E, subito dopo, continua: «Per la verità ero stato proprio io, qualche giorno prima, ad avvisare la Forestale. Avevo comunicato che quell’esemplare un po’ strano aveva appena partorito tre cuccioli scuri e tre chiari. In breve era scoppiato il finimondo perché, come ho scoperto in seguito, è severamente vietato detenere i cinghiali a meno che, dopo la vaccinazione, non si ottenga una specifica autorizzazione della Regione. Ma io come potevo sapere che un cinghiale, qualche mese prima, aveva ingravidato una scrofa del mio allevamento? E che colpa ne avevo se quel cinghiale che mi ha inguaiato era entrato nell’area e aveva seguito l’istinto della sua natura?».
Il giudice gli ha dato ragione, ed è storia di questi giorni, ma in precedenza l’allevatore ha avuto le sue gatte da pelare. Gli ispettori dell’Asl, dopo il blitz, hanno emesso un verbale in cui c’è scritto che, «a causa dell’impossibilità di garantire un adeguato isolamento degli animali, negli ultimi due anni, si sono verificati numerosi parti da parte di scrofe che sono state coperte da cinghiali introdottisi nella zona destinata alla stabulazione e al pascolo dei suini. Questo rende inapplicabili le disposizioni relative al piano di eradicazione (eliminazione, ndr) della malattia di Aujevskij».
Risultato: l’allevatore è finito in tribunale. E il pm, al termine dell’udienza ha chiesto la sua condanna alla pena di 8mila euro d’ammenda. Il difensore Peter Mocnik si è battuto per l’assoluzione. E ce l’ha fatta. Il giudice Tomassini, nelle motivazioni depositate ieri, ha chiarito il perché: «L’animale era stato rinvenuto dopo un controllo da parte di appartenenti al corpo forestale regionale e non vi erano le autorizzazioni della prefettura necessarie».
Non solo: «L’animale era sicuramente un ibrido ma, una volta fatta questa considerazione, gli specialisti (sono comparsi in aula due veterinari dell’Azienda sanitaria, ndr) non sono stati in grado di pronunciarsi sulla natura di tale ibrido con sufficiente precisione e chiarezza». Tradotto: non hanno saputo chiarire se la cinghiomaiala scoperta nel container con i cuccioli era di prima o di seconda generazione.

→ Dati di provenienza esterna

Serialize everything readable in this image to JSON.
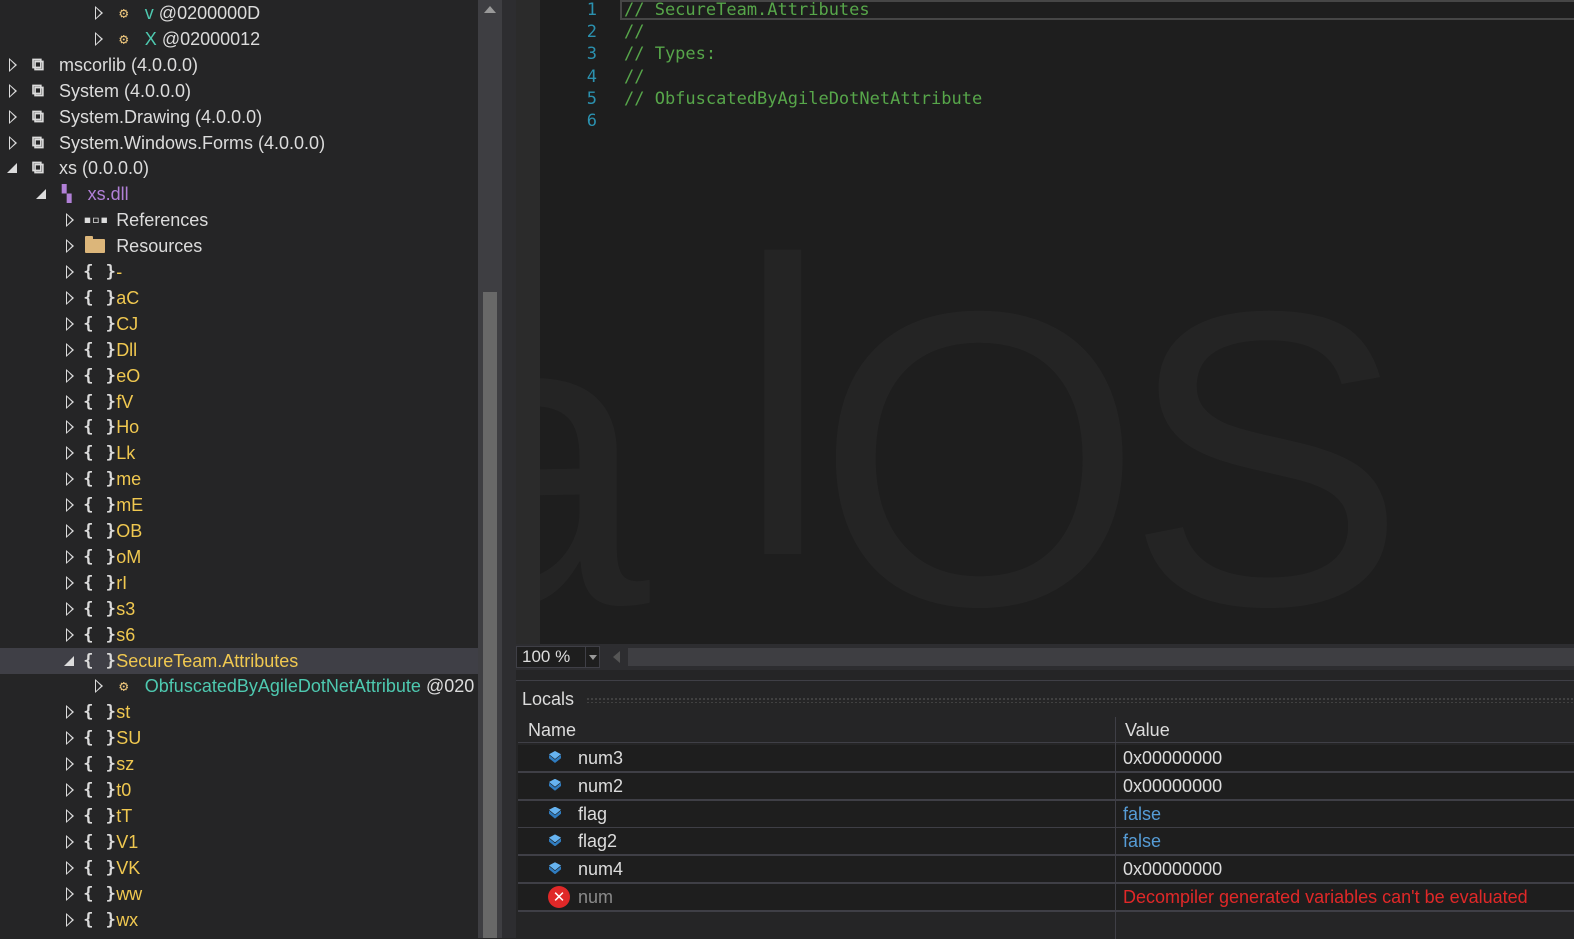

E allora, ha aggiunto il giudice, «è chiaro che maggiormente difficoltosa sarebbe stata una simile operazione per l’imputato che verosimilmente non dispone delle conoscenze di chi studia a livello professionale detti animali». Insomma, ha concluso il magistrato, considerato che «assai discutibile è la definizione dell’animale in questione», non si può escludere che «l’imputato, prima della nascita dei cuccioli, non fosse a conoscenza della detenzione da parte sua di un ibrido abbisognevole, per una detenzione legittima e corretta, di autorizzazioni che nel caso di specie non c’erano».
L’allevatore in buona fede, dunque, si è salvato. Ma, nonostante ciò, nel rispetto della prescrizione dei veterinari, ha dovuto abbattere l’incolpevole cinghiomaiala e gli ancor più incolpevoli cuccioli “sospetti”. Il tutto per la tempesta ormonale di un cinghiale.